Und das war es noch nicht mit den schlechten Nachrichten für Drake: Am Dienstag kam nämlich auch eine überraschende Antwort von Kendrick Lamar. Unter dem Titel „Euphoria“ veröffentlichte der Rapper einen sechs-minütigen Disstrack, der nicht nur viele Sticheleien von Drake beantwortet, sondern auch noch das ein oder andere neue Fass aufmacht.
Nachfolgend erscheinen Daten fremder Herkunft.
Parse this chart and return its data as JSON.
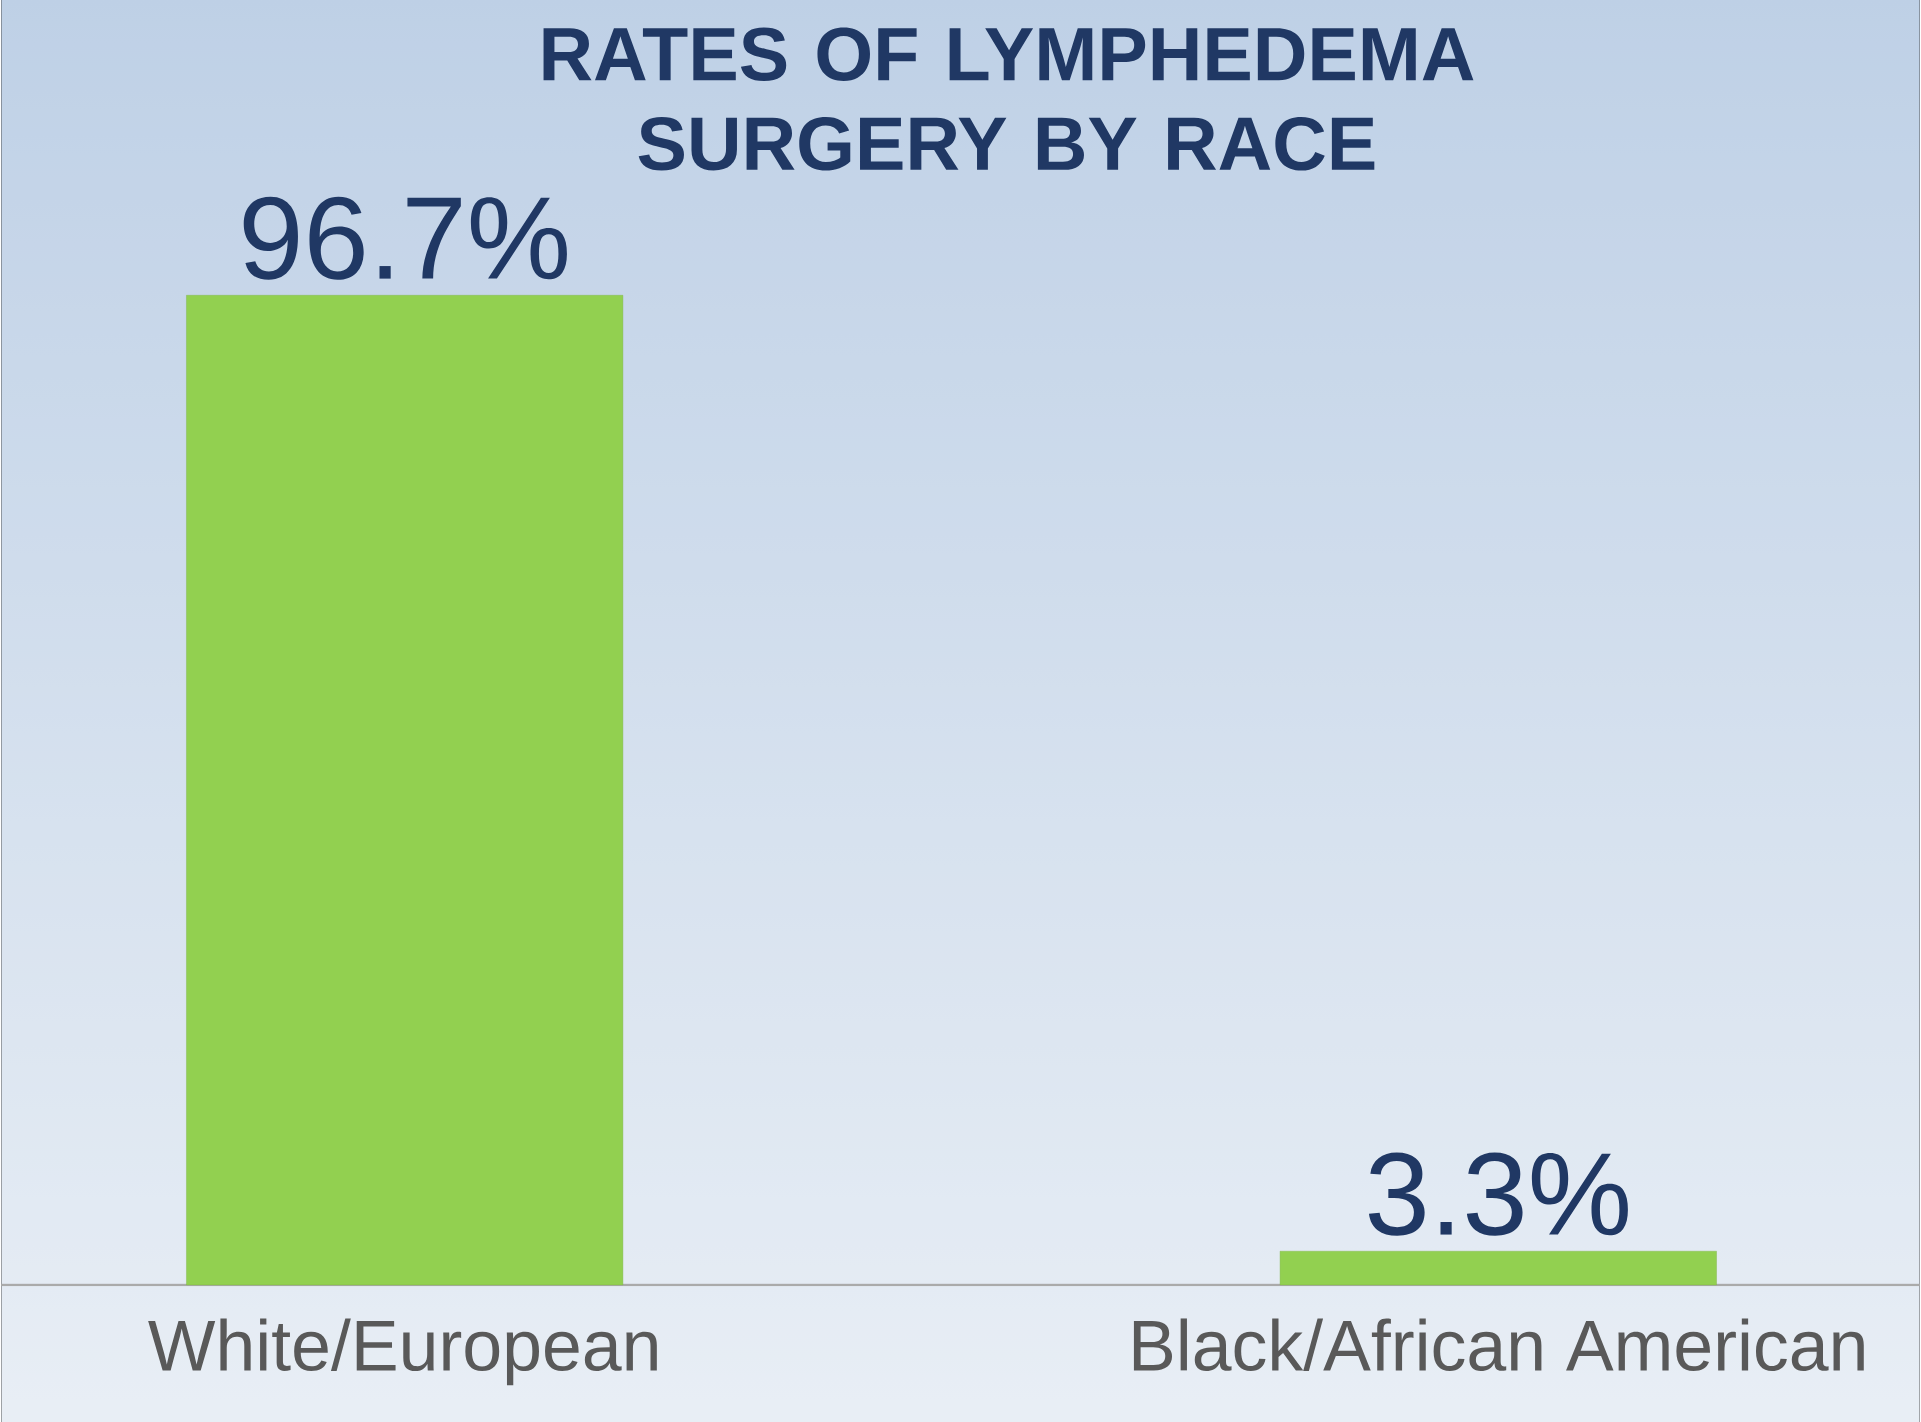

Aua, oh-oh, Kendrick ist sauer
So holt Kendrick einen der dunkelsten Punkte in Drakes Karriere nochmal ans Tageslicht: „The Story of Adidon“, der verheerende Disstrack, mit dem Pusha T 2018 die Welt mit Drakes zuvor verheimlichtem Sohn bekannt machte. Auch Kenrick reitet jetzt erneut auf Drakes angeblich mangelhaften Vater-Qualitäten rum. In „Euphoria“ geht es außerdem immer wieder um Drakes Bezug zur schwarzen Community, den Kendrick Lamar ihm abspricht: „How many more fairytale stories ’bout your life till we had enough? / How many more Black features till you finally feel that you’re Black enough?”. Auch J. Cole, der den Ring ja eigentlich eigenhändig verlassen hat, wird von Kendrick zurückgeschleift und kriegt einige Zeilen ab.
Noch ein Ass im Ärmel
Seither überschlagen sich die Ereignisse regelrecht. Bevor Drake auf „Euphoria“ reagieren konnte, legte Kendrick Lamar am vergangenen Freitag nochmal nach und veröffentlichte mit „6:16 in LA“ einen weiteren Disstrack. Dass es so kommen wurde, hatte er bereits zwischen den Zeilen angedeutet: „’Back To Back‘, I like that record / I’ma get back to that, for the record“. Ein spöttisches Lob für Drakes Song „Back to Back“, der damals im Beef mit Meek Mill im Doppelpack mit einem weiteren Diss erschien. Auch der Titel ist eine Anspielung auf seinen Widersacher Drake, der schon seit Jahren auf jedem Projekt einen Songtitel aus einer Kombination aus Ort und Zeit bastelt.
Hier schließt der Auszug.